Clark does it again! I loved The Black God’s Drums by P. Djeli Clark, and his worldbuilding in this novella does not disappoint.
He creates an alternative Cairo circa 1912. Here is a story he wrote couple years ago that takes place in that same world: A Dead Djinn in Cairo. But don’t worry; I did not read that story and I don’t think you need to to understand the action in this one.
It is a world that was forever changed when a number of years ago a man found a doorway to a parallel world filled with djinn. This helps and hinders the advancement of the nation. In many ways it has progressed Northern Africa beyond that of Europe. Djinns, depending on sentient ability, are a vital part of the culture and people study their roles and history in university. They even contribute to the infrastructure; one way is in the development and control of the vast tram system that takes people around the city center.
Everything seems to be running smoothly until some sort of deamon is found in a tram car. It has scared and even attacked passengers… Enter veteran Hamed Nasr and his newly assigned partner Onsi from the Ministry of Alchemy, Enchantments, and Supernatural Entities.

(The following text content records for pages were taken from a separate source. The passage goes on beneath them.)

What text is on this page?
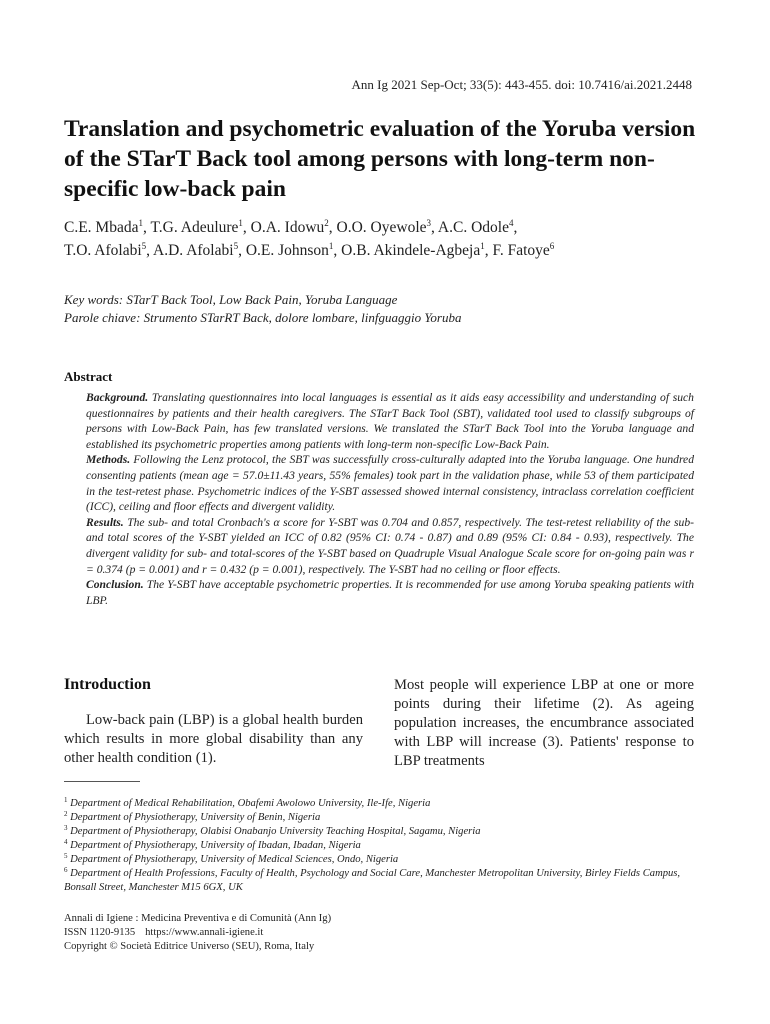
Ann Ig 2021 Sep-Oct; 33(5): 443-455. doi: 10.7416/ai.2021.2448
Translation and psychometric evaluation of the Yoruba version of the STarT Back tool among persons with long-term non-specific low-back pain

C.E. Mbada$^1$, T.G. Adeulure$^1$, O.A. Idowu$^2$, O.O. Oyewole$^3$, A.C. Odole$^4$,
T.O. Afolabi$^5$, A.D. Afolabi$^5$, O.E. Johnson$^1$, O.B. Akindele-Agbeja$^1$, F. Fatoye$^6$

Key words: STarT Back Tool, Low Back Pain, Yoruba Language
Parole chiave: Strumento STarRT Back, dolore lombare, linfguaggio Yoruba
Abstract

Background. Translating questionnaires into local languages is essential as it aids easy accessibility and understanding of such questionnaires by patients and their health caregivers. The STarT Back Tool (SBT), validated tool used to classify subgroups of persons with Low-Back Pain, has few translated versions. We translated the STarT Back Tool into the Yoruba language and established its psychometric properties among patients with long-term non-specific Low-Back Pain.

Methods. Following the Lenz protocol, the SBT was successfully cross-culturally adapted into the Yoruba language. One hundred consenting patients (mean age = 57.0±11.43 years, 55% females) took part in the validation phase, while 53 of them participated in the test-retest phase. Psychometric indices of the Y-SBT assessed showed internal consistency, intraclass correlation coefficient (ICC), ceiling and floor effects and divergent validity.

Results. The sub- and total Cronbach's α score for Y-SBT was 0.704 and 0.857, respectively. The test-retest reliability of the sub- and total scores of the Y-SBT yielded an ICC of 0.82 (95% CI: 0.74 - 0.87) and 0.89 (95% CI: 0.84 - 0.93), respectively. The divergent validity for sub- and total-scores of the Y-SBT based on Quadruple Visual Analogue Scale score for on-going pain was r = 0.374 (p = 0.001) and r = 0.432 (p = 0.001), respectively. The Y-SBT had no ceiling or floor effects.

Conclusion. The Y-SBT have acceptable psychometric properties. It is recommended for use among Yoruba speaking patients with LBP.

Introduction
Low-back pain (LBP) is a global health burden which results in more global disability than any other health condition (1).
Most people will experience LBP at one or more points during their lifetime (2). As ageing population increases, the encumbrance associated with LBP will increase (3). Patients' response to LBP treatments
$^1$ Department of Medical Rehabilitation, Obafemi Awolowo University, Ile-Ife, Nigeria
$^2$ Department of Physiotherapy, University of Benin, Nigeria
$^3$ Department of Physiotherapy, Olabisi Onabanjo University Teaching Hospital, Sagamu, Nigeria
$^4$ Department of Physiotherapy, University of Ibadan, Ibadan, Nigeria
$^5$ Department of Physiotherapy, University of Medical Sciences, Ondo, Nigeria
$^6$ Department of Health Professions, Faculty of Health, Psychology and Social Care, Manchester Metropolitan University, Birley Fields Campus, Bonsall Street, Manchester M15 6GX, UK
Annali di Igiene : Medicina Preventiva e di Comunità (Ann Ig)
ISSN 1120-9135 https://www.annali-igiene.it
Copyright © Società Editrice Universo (SEU), Roma, Italy
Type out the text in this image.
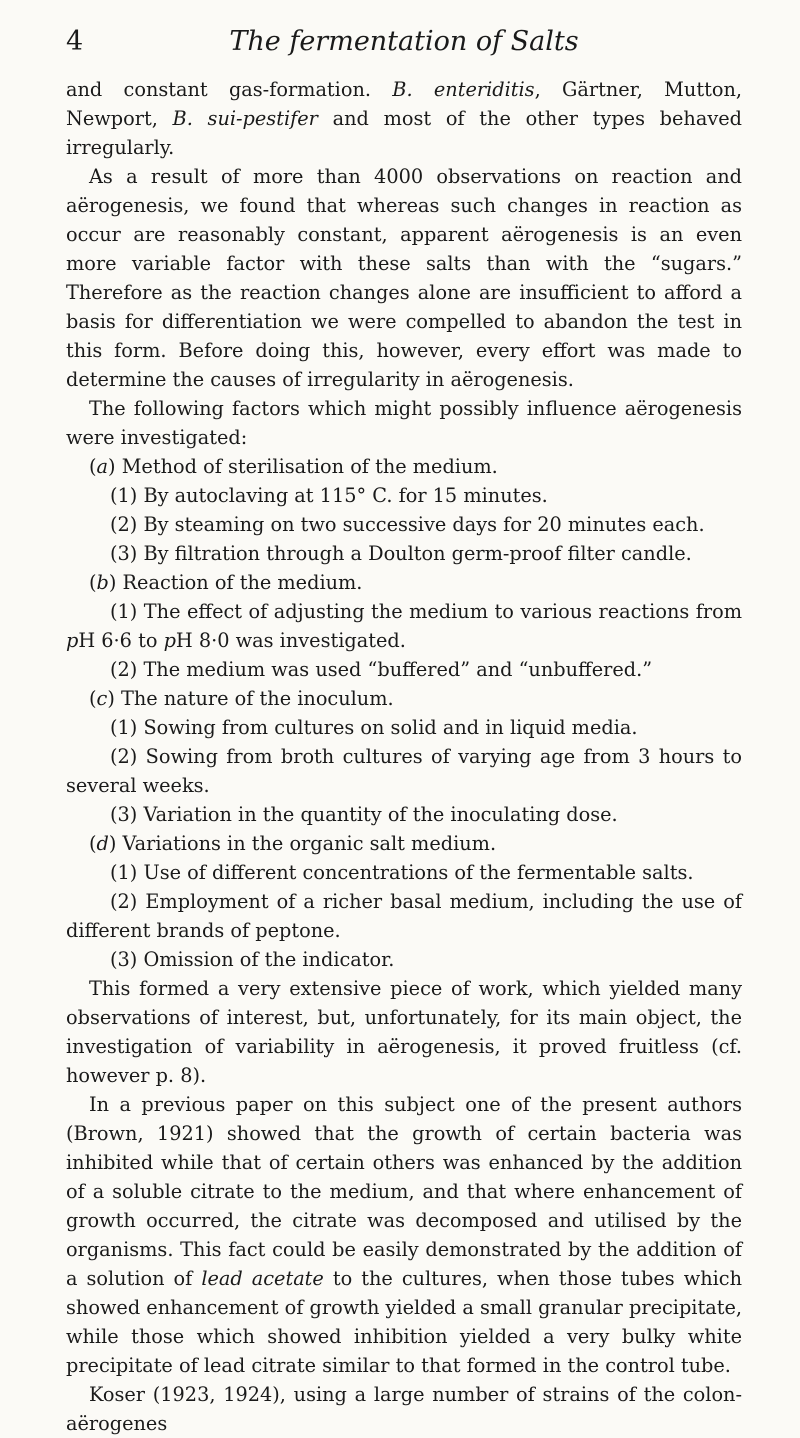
4	The fermentation of Salts

and constant gas-formation. B. enteriditis, Gärtner, Mutton, Newport, B. sui-pestifer and most of the other types behaved irregularly.

As a result of more than 4000 observations on reaction and aërogenesis, we found that whereas such changes in reaction as occur are reasonably constant, apparent aërogenesis is an even more variable factor with these salts than with the “sugars.” Therefore as the reaction changes alone are insufficient to afford a basis for differentiation we were compelled to abandon the test in this form. Before doing this, however, every effort was made to determine the causes of irregularity in aërogenesis.

The following factors which might possibly influence aërogenesis were investigated:

(a) Method of sterilisation of the medium.

(1) By autoclaving at 115° C. for 15 minutes.

(2) By steaming on two successive days for 20 minutes each.

(3) By filtration through a Doulton germ-proof filter candle.

(b) Reaction of the medium.

(1) The effect of adjusting the medium to various reactions from pH 6·6 to pH 8·0 was investigated.

(2) The medium was used “buffered” and “unbuffered.”

(c) The nature of the inoculum.

(1) Sowing from cultures on solid and in liquid media.

(2) Sowing from broth cultures of varying age from 3 hours to several weeks.

(3) Variation in the quantity of the inoculating dose.

(d) Variations in the organic salt medium.

(1) Use of different concentrations of the fermentable salts.

(2) Employment of a richer basal medium, including the use of different brands of peptone.

(3) Omission of the indicator.

This formed a very extensive piece of work, which yielded many observations of interest, but, unfortunately, for its main object, the investigation of variability in aërogenesis, it proved fruitless (cf. however p. 8).

In a previous paper on this subject one of the present authors (Brown, 1921) showed that the growth of certain bacteria was inhibited while that of certain others was enhanced by the addition of a soluble citrate to the medium, and that where enhancement of growth occurred, the citrate was decomposed and utilised by the organisms. This fact could be easily demonstrated by the addition of a solution of lead acetate to the cultures, when those tubes which showed enhancement of growth yielded a small granular precipitate, while those which showed inhibition yielded a very bulky white precipitate of lead citrate similar to that formed in the control tube.

Koser (1923, 1924), using a large number of strains of the colon-aërogenes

As they start to pick away the layers of the haunting, Hamed reveals himself as a master of deduction, and Onsi can be on one hand a little of a know-it-all, and on the other hand, a creative investigator. They get help from some very colorful characters, and may find a way to solve the mystery.
In fewer than 150 pages, Clark details a city with the sounds, the food, the folklore, and even a classic bureaucracy. The short novella is filled with well-placed items and characters that you know will reappear and be significant later. I loved being transported into another time and place. One of Clark’s masterful invention.